Can Uganda’s Turkish move push China to return to Kenyan leg of major African rail link?

The landlocked country has since contracted Turkish firm Yapi Merkezi to build the 273km (170 miles) standard gauge railway (SGR) section from the Kenyan border town of Malaba to Ugandan capital Kampala.

Funding was expected from British export credit agency UK Export Finance and Standard Chartered Bank, Ugandan officials said.

Kenya, on the other hand, hopes to persuade Beijing to help fund the section from Malaba to Naivasha, about 80km northwest of the capital Nairobi.

Exim Bank’s refusal in 2018 to release advance funds for this section came at a time of increased caution among Chinese policy lenders, amid accusations of the country being engaged in “debt trap diplomacy” in Africa, which Beijing vigorously denies.

Uganda now expects to start building its Malaba-Kampala section by September. Benon Kajuna, transport director at the Ugandan works and transport ministry, said “preparations are in high gear” for the SGR line from Naivasha to Malaba and further west to Kampala. The railway will then be extended to the Rwandan capital Kigali, as well as South Sudan and the Democratic Republic of the Congo.

“We are going to get financing from UK Export Finance, and we hope to start construction soon after we have done the evaluation of the bid, possibly in September,” Kajuna told a technical meeting in Kampala late last month of officials from Uganda, Kenya, Rwanda and South Sudan.

Kenyan roads and transport minister Kipchumba Murkomen said a feasibility study for the Naivasha-Malaba line will be ready for Chinese lenders by July 1, as his country continues with attempts to persuade China to fund the section.

Kenya will seek better loan terms including concessional funding, grants and extended repayment periods this time, he said. By seeking favourable terms, Kenya is trying to avoid problems that characterised the first phase of the SGR.

Kenyan defence minister Aden Duale’s recently released book For the Record claims that the cost of building the railway was inflated compared to similar projects in neighbouring Ethiopia and Tanzania.

Uganda’s plans make a strong case for the SGR’s commercial viability, and could make it attractive for China to fund the remaining section in Kenya, observers said.

Mark Bohlund, a senior credit research analyst at REDD Intelligence, said Turkish financing of the Ugandan leg of the SGR increased the likelihood that China would provide additional financing for the Naivasha to Malaba section, as freighting goods into Uganda should significantly increase revenue.

“Repayments of loans to China Exim Bank and China Development Bank have reduced China’s overall exposure to Kenya over the past two years and this should facilitate the signing of new loans,” Bohlund said.

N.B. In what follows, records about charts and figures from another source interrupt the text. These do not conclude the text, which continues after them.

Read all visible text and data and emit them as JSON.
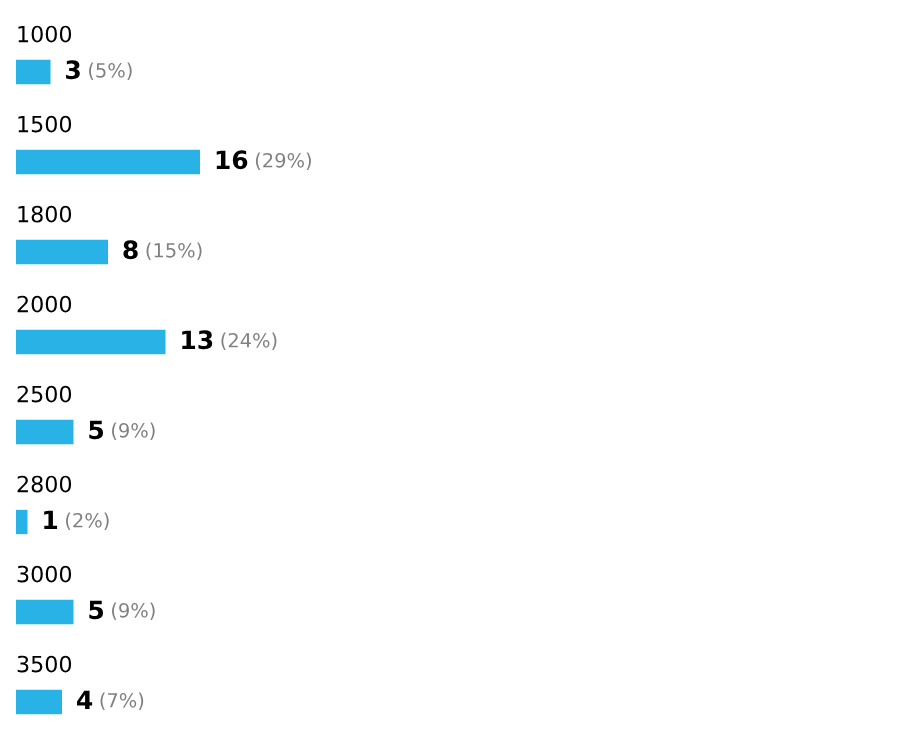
{
  "chart_data": {
    "type": "bar",
    "orientation": "horizontal",
    "categories": [
      "1000",
      "1500",
      "1800",
      "2000",
      "2500",
      "2800",
      "3000",
      "3500"
    ],
    "values": [
      3,
      16,
      8,
      13,
      5,
      1,
      5,
      4
    ],
    "value_labels": [
      "3 (5%)",
      "16 (29%)",
      "8 (15%)",
      "13 (24%)",
      "5 (9%)",
      "1 (2%)",
      "5 (9%)",
      "4 (7%)"
    ],
    "color": "#29b2e6"
  }
}
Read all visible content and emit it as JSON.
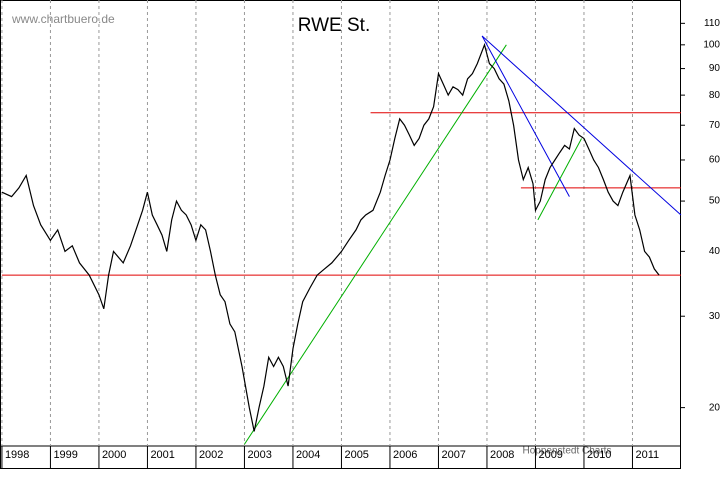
{
  "chart_data": {
    "type": "line",
    "title": "RWE St.",
    "annotations": [
      "www.chartbuero.de",
      "Hoppenstedt Charts"
    ],
    "log_scale": true,
    "grid": true,
    "color": "#000000",
    "x": [
      1998.0,
      1998.2,
      1998.35,
      1998.5,
      1998.65,
      1998.8,
      1999.0,
      1999.15,
      1999.3,
      1999.45,
      1999.6,
      1999.8,
      2000.0,
      2000.1,
      2000.2,
      2000.3,
      2000.5,
      2000.65,
      2000.8,
      2000.9,
      2001.0,
      2001.1,
      2001.2,
      2001.3,
      2001.4,
      2001.5,
      2001.6,
      2001.7,
      2001.8,
      2001.9,
      2002.0,
      2002.1,
      2002.2,
      2002.3,
      2002.4,
      2002.5,
      2002.6,
      2002.7,
      2002.8,
      2002.95,
      2003.1,
      2003.2,
      2003.3,
      2003.4,
      2003.5,
      2003.6,
      2003.7,
      2003.8,
      2003.9,
      2004.0,
      2004.1,
      2004.2,
      2004.35,
      2004.5,
      2004.65,
      2004.8,
      2005.0,
      2005.15,
      2005.3,
      2005.4,
      2005.5,
      2005.65,
      2005.8,
      2005.9,
      2006.0,
      2006.1,
      2006.2,
      2006.3,
      2006.4,
      2006.5,
      2006.6,
      2006.7,
      2006.8,
      2006.9,
      2007.0,
      2007.1,
      2007.2,
      2007.3,
      2007.4,
      2007.5,
      2007.6,
      2007.7,
      2007.8,
      2007.95,
      2008.05,
      2008.15,
      2008.25,
      2008.35,
      2008.45,
      2008.55,
      2008.65,
      2008.75,
      2008.85,
      2008.95,
      2009.0,
      2009.1,
      2009.2,
      2009.3,
      2009.4,
      2009.5,
      2009.6,
      2009.7,
      2009.8,
      2009.9,
      2010.0,
      2010.1,
      2010.2,
      2010.3,
      2010.4,
      2010.5,
      2010.6,
      2010.7,
      2010.8,
      2010.95,
      2011.05,
      2011.15,
      2011.25,
      2011.35,
      2011.45,
      2011.55
    ],
    "values": [
      52,
      51,
      53,
      56,
      49,
      45,
      42,
      44,
      40,
      41,
      38,
      36,
      33,
      31,
      36,
      40,
      38,
      41,
      45,
      48,
      52,
      47,
      45,
      43,
      40,
      46,
      50,
      48,
      47,
      45,
      42,
      45,
      44,
      40,
      36,
      33,
      32,
      29,
      28,
      24,
      20,
      18,
      20,
      22,
      25,
      24,
      25,
      24,
      22,
      26,
      29,
      32,
      34,
      36,
      37,
      38,
      40,
      42,
      44,
      46,
      47,
      48,
      52,
      56,
      60,
      66,
      72,
      70,
      67,
      64,
      66,
      70,
      72,
      76,
      88,
      84,
      80,
      83,
      82,
      80,
      86,
      88,
      92,
      100,
      92,
      90,
      86,
      84,
      78,
      70,
      60,
      55,
      58,
      54,
      48,
      50,
      55,
      58,
      60,
      62,
      64,
      63,
      69,
      67,
      66,
      63,
      60,
      58,
      55,
      52,
      50,
      49,
      52,
      56,
      47,
      44,
      40,
      39,
      37,
      36
    ],
    "lines": [
      {
        "x": [
          2005.6,
          2012.0
        ],
        "y": [
          74,
          74
        ],
        "color": "#e00000"
      },
      {
        "x": [
          2008.7,
          2012.0
        ],
        "y": [
          53,
          53
        ],
        "color": "#e00000"
      },
      {
        "x": [
          1998.0,
          2012.0
        ],
        "y": [
          36,
          36
        ],
        "color": "#e00000"
      },
      {
        "x": [
          2003.0,
          2008.4
        ],
        "y": [
          17,
          100
        ],
        "color": "#00b000"
      },
      {
        "x": [
          2009.05,
          2009.95
        ],
        "y": [
          46,
          66
        ],
        "color": "#00b000"
      },
      {
        "x": [
          2007.9,
          2012.0
        ],
        "y": [
          104,
          47
        ],
        "color": "#0000e0"
      },
      {
        "x": [
          2007.9,
          2009.7
        ],
        "y": [
          104,
          51
        ],
        "color": "#0000e0"
      }
    ],
    "xlim": [
      1997.96,
      2011.98
    ],
    "xticks": [
      1998,
      1999,
      2000,
      2001,
      2002,
      2003,
      2004,
      2005,
      2006,
      2007,
      2008,
      2009,
      2010,
      2011
    ],
    "ylim": [
      15.3,
      122
    ],
    "yticks": [
      20,
      30,
      40,
      50,
      60,
      70,
      80,
      90,
      100,
      110
    ]
  }
}
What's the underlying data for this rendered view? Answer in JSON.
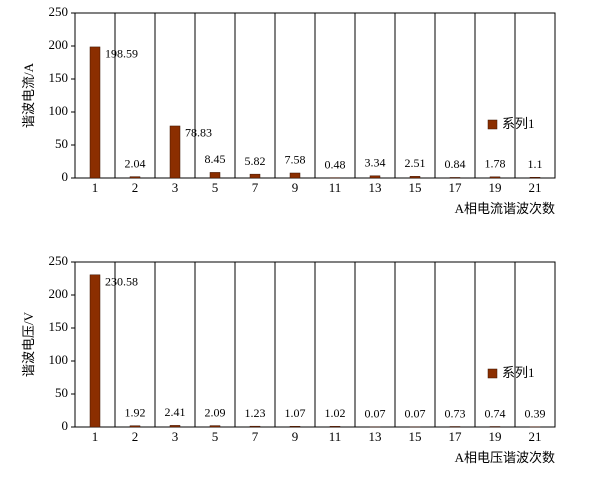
{
  "chart_data": [
    {
      "type": "bar",
      "y_label": "谐波电流/A",
      "x_label": "A相电流谐波次数",
      "categories": [
        "1",
        "2",
        "3",
        "5",
        "7",
        "9",
        "11",
        "13",
        "15",
        "17",
        "19",
        "21"
      ],
      "series": [
        {
          "name": "系列1",
          "color": "#8b2e00",
          "values": [
            198.59,
            2.04,
            78.83,
            8.45,
            5.82,
            7.58,
            0.48,
            3.34,
            2.51,
            0.84,
            1.78,
            1.1
          ]
        }
      ],
      "ylim": [
        0,
        250
      ],
      "yticks": [
        0,
        50,
        100,
        150,
        200,
        250
      ]
    },
    {
      "type": "bar",
      "y_label": "谐波电压/V",
      "x_label": "A相电压谐波次数",
      "categories": [
        "1",
        "2",
        "3",
        "5",
        "7",
        "9",
        "11",
        "13",
        "15",
        "17",
        "19",
        "21"
      ],
      "series": [
        {
          "name": "系列1",
          "color": "#8b2e00",
          "values": [
            230.58,
            1.92,
            2.41,
            2.09,
            1.23,
            1.07,
            1.02,
            0.07,
            0.07,
            0.73,
            0.74,
            0.39
          ]
        }
      ],
      "ylim": [
        0,
        250
      ],
      "yticks": [
        0,
        50,
        100,
        150,
        200,
        250
      ]
    }
  ]
}
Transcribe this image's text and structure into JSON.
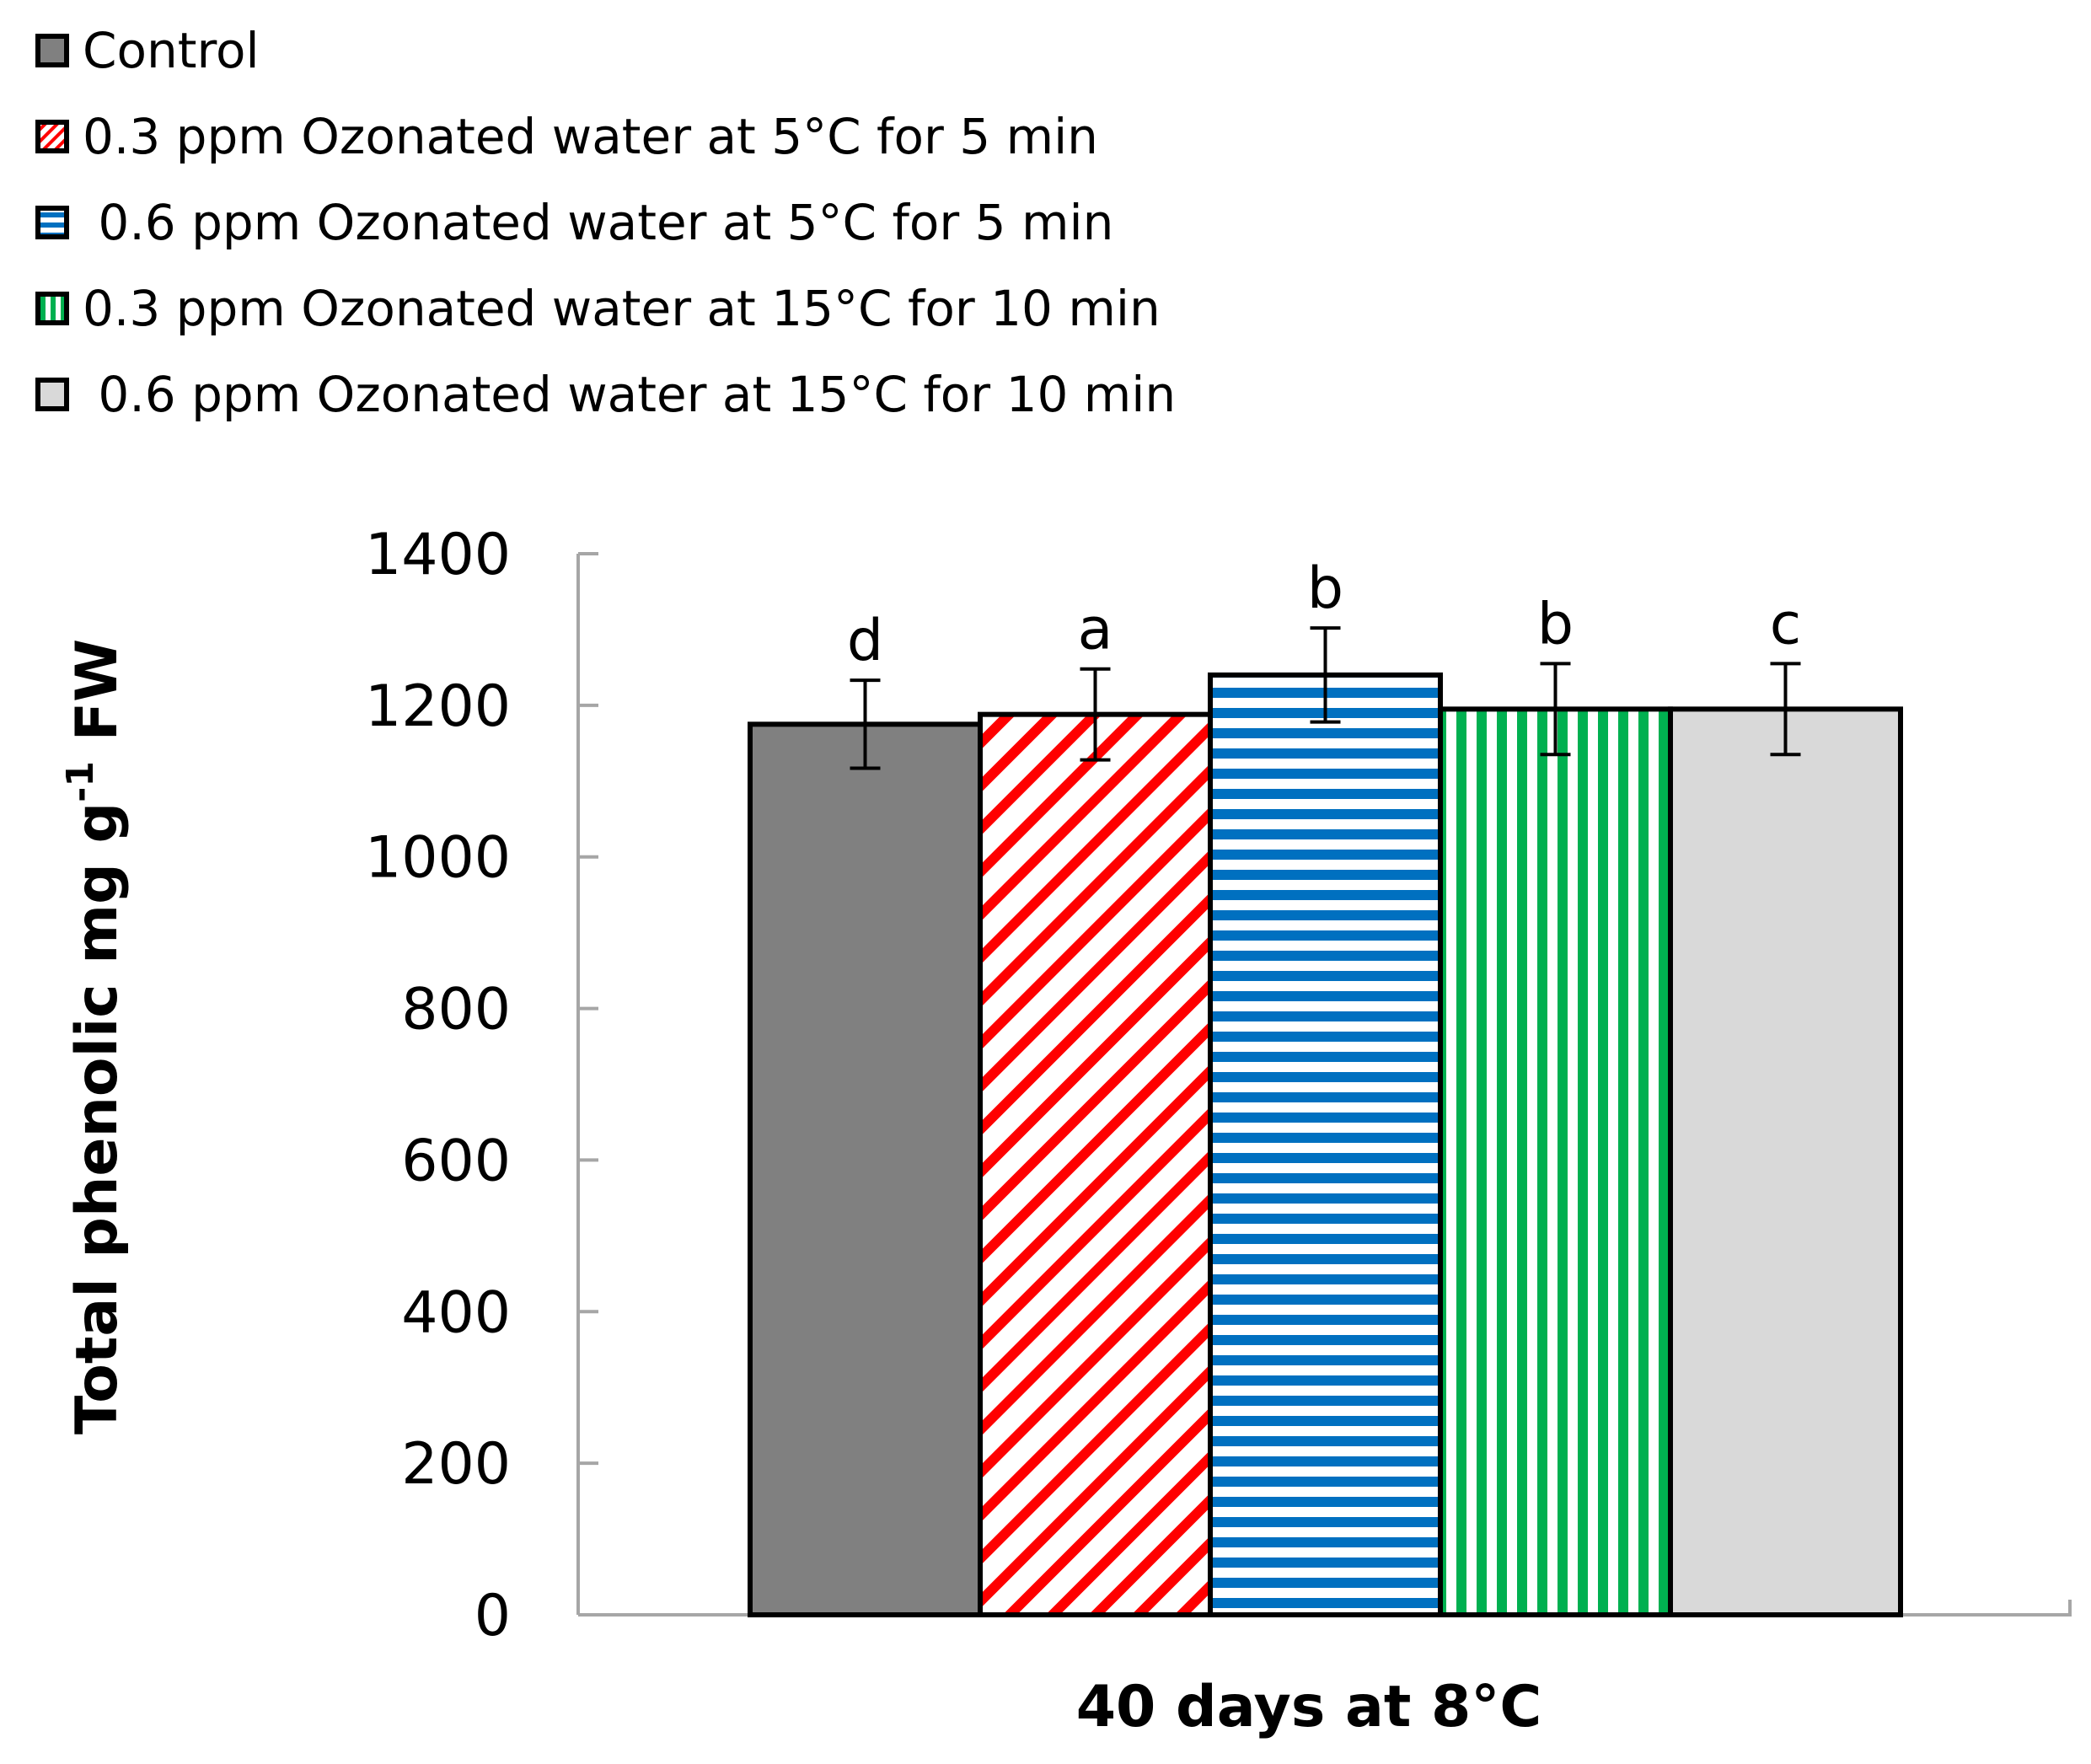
{
  "chart_data": {
    "type": "bar",
    "title": "",
    "xlabel": "40 days at 8°C",
    "ylabel": "Total phenolic mg g",
    "ylabel_superscript": "-1",
    "ylabel_suffix": " FW",
    "ylim": [
      0,
      1400
    ],
    "yticks": [
      0,
      200,
      400,
      600,
      800,
      1000,
      1200,
      1400
    ],
    "grid": false,
    "legend_position": "top-left",
    "series": [
      {
        "name": "Control",
        "value": 1175,
        "error": 58,
        "letter": "d",
        "color": "#808080",
        "pattern": "solid"
      },
      {
        "name": "0.3 ppm Ozonated water at 5°C for 5 min",
        "value": 1188,
        "error": 60,
        "letter": "a",
        "color": "#ff0000",
        "pattern": "diagonal"
      },
      {
        "name": " 0.6 ppm Ozonated water at 5°C for 5 min",
        "value": 1240,
        "error": 62,
        "letter": "b",
        "color": "#0070c0",
        "pattern": "horizontal"
      },
      {
        "name": "0.3 ppm Ozonated water at 15°C for 10 min",
        "value": 1195,
        "error": 60,
        "letter": "b",
        "color": "#00b050",
        "pattern": "vertical"
      },
      {
        "name": " 0.6 ppm Ozonated water at 15°C for 10 min",
        "value": 1195,
        "error": 60,
        "letter": "c",
        "color": "#d9d9d9",
        "pattern": "solid"
      }
    ]
  }
}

Tim Zajontz, research fellow at the Centre for International and Comparative Politics in Stellenbosch, South Africa, said Chinese financing for large-scale African infrastructure projects was now much more targeted.

“Not only is the economic viability of projects taken much more seriously by Chinese banks nowadays, infrastructure finance is also being realigned with Chinese geostrategic interests in the light of intensifying competition with Western actors,” he said.

Zajontz, who is also a lecturer in global political economy at the Dresden University of Technology, said Uganda’s agreement with Yapi Merkezi had changed the economic parameters of the SGR.

“Should the deal actually materialise, this would mean that the SGR can better capture the Ugandan and regional cargo markets which would also increase the rates of return of Kenya’s SGR,” he said.

Considering Kenya’s rather dire fiscal situation, “a possible finance agreement for the Naivasha-Malaba section would probably entail an operational concession for a Chinese firm to ensure returns on the investment”, he added.